Statewide View: Solve shortage of investments in youngest Minnesotans
From the column: "Revenue estimates a ... $17.5 billion state budget surplus. This creates a rare opportunity to catch up on sorely needed investments in Minnesota’s families and workforce."
Investing in great starts for Minnesota’s children would improve families’ budgets, children’s lives, and our state’s economy.
Providing high-quality, developmentally supportive care for young kids requires substantial resources, no way around it. Families must either give up earnings from a job or pay $16,000 on average for non-parental child care for infants and $12,000 a year for 4-year-olds. Whatever choices families make, most struggle to balance the responsibilities to both earn and provide care. Higher-quality care costs more but also delivers larger benefits to children and communities.
Minnesota suffers from a shortage of investment in our youngest kids, a shortage in what families can pay themselves and what we others invest. Across federal, state, and local programs, we invest only about $1,500 per year per child on care and education in the first five years of life, according to the Hamilton Project. In contrast, once kids turn 5, we spend nine times more annually for each of the next 13 years. This uneven pattern in Minnesota resembles the U.S. overall but falls far short of investments in the youngest children and families of other developed countries.
Our shortage of early investment leaves parents most alone when they can least afford it. Our policies strain family budgets most when parents’ earning power and credit scores are lowest . The shortage of public and private resources when kids are youngest harms child development during a critical developmental period. The quality of each child’s early experiences has lifelong impacts. Families strive to invest in a great start for their children but cannot marshal the resources.
Our early childhood care investment shortage affects families statewide, with special severity in nonmetro Minnesota , where a lack of affordable child care hampers rural economic development.
The issues predate the pandemic but COVID’s disruptions forcefully showed that parents cannot earn without robust care and education systems. The Minneapolis Federal Reserve found that mothers of young children were particularly slow to reenter the workforce since the early months of the pandemic, resulting in the absence of tens of thousands of workers. Better child care options would also help Minnesota’s businesses grow.

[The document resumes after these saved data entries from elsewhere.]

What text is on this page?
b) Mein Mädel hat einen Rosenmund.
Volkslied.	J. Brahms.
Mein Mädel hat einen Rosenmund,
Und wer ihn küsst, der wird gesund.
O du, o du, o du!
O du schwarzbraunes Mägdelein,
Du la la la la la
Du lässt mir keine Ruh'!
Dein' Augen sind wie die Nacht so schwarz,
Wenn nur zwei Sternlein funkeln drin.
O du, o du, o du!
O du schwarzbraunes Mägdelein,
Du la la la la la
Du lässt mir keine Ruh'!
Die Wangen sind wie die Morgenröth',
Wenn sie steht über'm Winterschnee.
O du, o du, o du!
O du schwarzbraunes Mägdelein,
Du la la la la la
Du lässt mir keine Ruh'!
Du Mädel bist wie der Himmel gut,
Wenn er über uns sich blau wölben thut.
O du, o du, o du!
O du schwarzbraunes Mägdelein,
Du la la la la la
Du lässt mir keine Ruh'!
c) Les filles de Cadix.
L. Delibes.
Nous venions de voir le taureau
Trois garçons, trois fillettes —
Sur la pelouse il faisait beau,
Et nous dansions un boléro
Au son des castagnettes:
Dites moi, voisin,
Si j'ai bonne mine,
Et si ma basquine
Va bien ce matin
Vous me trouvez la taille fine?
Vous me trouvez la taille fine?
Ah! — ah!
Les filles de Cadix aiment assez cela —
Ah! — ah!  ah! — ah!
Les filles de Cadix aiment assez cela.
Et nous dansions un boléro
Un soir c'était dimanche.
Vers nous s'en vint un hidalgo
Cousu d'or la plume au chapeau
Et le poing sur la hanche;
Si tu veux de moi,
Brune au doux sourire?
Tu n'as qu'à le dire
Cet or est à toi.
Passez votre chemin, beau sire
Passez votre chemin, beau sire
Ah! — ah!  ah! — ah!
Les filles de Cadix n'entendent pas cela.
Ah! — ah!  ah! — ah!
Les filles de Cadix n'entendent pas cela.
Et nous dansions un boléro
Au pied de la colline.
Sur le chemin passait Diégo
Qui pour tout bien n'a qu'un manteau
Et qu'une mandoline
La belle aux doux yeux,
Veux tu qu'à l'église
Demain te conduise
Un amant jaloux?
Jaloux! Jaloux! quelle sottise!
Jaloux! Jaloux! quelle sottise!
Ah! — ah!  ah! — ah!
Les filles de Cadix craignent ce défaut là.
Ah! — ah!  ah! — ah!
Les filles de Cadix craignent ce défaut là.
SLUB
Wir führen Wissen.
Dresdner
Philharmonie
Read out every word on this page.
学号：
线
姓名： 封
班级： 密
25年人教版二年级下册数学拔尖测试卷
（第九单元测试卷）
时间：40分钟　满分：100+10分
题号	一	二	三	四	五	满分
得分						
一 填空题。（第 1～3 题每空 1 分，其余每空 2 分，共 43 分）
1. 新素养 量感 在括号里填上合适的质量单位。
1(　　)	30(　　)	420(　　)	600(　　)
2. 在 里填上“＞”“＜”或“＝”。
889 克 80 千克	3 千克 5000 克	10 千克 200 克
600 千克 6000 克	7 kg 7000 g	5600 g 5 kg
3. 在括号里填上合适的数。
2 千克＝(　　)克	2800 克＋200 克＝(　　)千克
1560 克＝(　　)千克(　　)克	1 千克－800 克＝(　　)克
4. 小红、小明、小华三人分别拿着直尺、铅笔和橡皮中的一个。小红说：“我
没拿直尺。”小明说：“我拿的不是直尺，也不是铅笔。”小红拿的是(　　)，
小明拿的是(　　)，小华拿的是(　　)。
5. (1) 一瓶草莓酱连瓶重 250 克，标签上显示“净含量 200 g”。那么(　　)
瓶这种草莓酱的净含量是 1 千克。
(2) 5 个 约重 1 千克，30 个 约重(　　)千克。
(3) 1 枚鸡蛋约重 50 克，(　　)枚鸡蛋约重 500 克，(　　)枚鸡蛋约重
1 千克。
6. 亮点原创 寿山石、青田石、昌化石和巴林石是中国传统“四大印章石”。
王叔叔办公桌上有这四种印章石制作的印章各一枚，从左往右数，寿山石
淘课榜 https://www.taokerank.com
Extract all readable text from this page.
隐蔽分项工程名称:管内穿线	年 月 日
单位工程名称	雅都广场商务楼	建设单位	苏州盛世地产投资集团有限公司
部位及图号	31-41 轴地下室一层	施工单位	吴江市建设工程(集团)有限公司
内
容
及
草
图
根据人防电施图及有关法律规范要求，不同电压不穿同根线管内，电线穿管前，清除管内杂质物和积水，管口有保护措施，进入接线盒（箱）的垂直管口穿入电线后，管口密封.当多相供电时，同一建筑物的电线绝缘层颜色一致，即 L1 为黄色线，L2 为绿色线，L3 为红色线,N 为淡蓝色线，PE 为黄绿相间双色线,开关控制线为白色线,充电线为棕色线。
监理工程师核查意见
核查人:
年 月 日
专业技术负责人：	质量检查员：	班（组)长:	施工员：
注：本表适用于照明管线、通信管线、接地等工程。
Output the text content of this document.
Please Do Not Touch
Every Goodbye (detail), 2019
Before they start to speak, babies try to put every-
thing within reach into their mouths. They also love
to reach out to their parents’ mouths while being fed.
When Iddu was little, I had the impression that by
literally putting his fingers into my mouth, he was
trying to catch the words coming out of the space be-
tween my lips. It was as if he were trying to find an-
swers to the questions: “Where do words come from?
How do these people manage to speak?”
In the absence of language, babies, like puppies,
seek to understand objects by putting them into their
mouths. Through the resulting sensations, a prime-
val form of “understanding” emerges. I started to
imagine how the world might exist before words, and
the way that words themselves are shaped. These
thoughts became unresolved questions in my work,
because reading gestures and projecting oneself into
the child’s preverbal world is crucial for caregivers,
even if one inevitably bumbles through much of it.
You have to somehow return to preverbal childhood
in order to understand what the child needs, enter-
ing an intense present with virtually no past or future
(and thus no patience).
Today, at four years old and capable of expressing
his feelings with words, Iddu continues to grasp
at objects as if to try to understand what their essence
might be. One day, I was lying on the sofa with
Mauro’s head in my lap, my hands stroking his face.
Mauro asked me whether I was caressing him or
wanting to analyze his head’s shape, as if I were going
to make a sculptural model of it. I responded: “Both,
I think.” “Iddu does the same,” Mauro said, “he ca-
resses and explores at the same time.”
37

Public dollars invested in improved access to high-quality early care for children, especially children from more-disadvantaged families, can increase children’s lifetime earnings, improve lifelong health, and decrease both their later dependence on public programs and criminal activity. That investment can generate rates of return exceeding private capital’s returns in the stock market, meaning those funds would be better invested in young kids’ care than left in the private sector. Without this, the market under-supplies quality care, and we lose these benefits.
This impactful, demanding work makes a foreboding business proposition and an unsustainable career path. While Target can capture all the value it creates and raise wages, child care providers cannot. Child care workers will keep quitting to take higher-paying jobs in fast food and retail. Because children thrive in stable, caring relationships with adults, staff turnover driven by low wages harms care quality.
Deep underinvestment is the sector’s underlying issue, not regulation. The main cost driver is that caregivers’ attention cannot be divided very finely without harm to children’s development. Thirty high school kids can share one teacher or 150 college students can. For infants and toddlers, only a few can. Fewer children per caregiver contributes to children’s health, safety, and development, as well as reducing staff stress and turnover.
Weakening child-to-staff ratios may reduce financial costs and alleviate child care shortages in the short term. However, it worsens children’s development. Regulation that does not improve care quality should and is being reformed, but it’s fantasy to pretend that regulatory reform can meaningfully lower costs without harming quality and child development. Rather than make care worse, we can make it better and more affordable.
Our state laid out a plan in the Great Start Task Force recommendations to ensure we have a stable, professional early childhood workforce so kids can experience stable care. This includes revising how the state pays providers, looking at the true cost of quality care, increasing early care, and education compensation so they are paid in a way that reflects the full value they create.
The Minnesota Department of Revenue estimates an historic $17.5 billion state budget surplus. This creates a rare opportunity to catch up on sorely needed investments in Minnesota’s families and workforce. Few public investments offer as much broadly shared benefit as high-quality early childhood care and education. In addition to strengthening young families, the public at large — from the businesses that employ young parents to the future economy that depends on a highly skilled workforce — will reap benefits.
Aaron Sojourner of Minneapolis is a labor economist at the W.E. Upjohn Institute for Employment Research (upjohn.org), is a member of the Minnesota State Advisory Council on Early Childhood Care and Education, and is a former senior economist for labor at the White House Council of Economic Advisers under Presidents Barack Obama and Donald Trump. He wrote this for the News Tribune.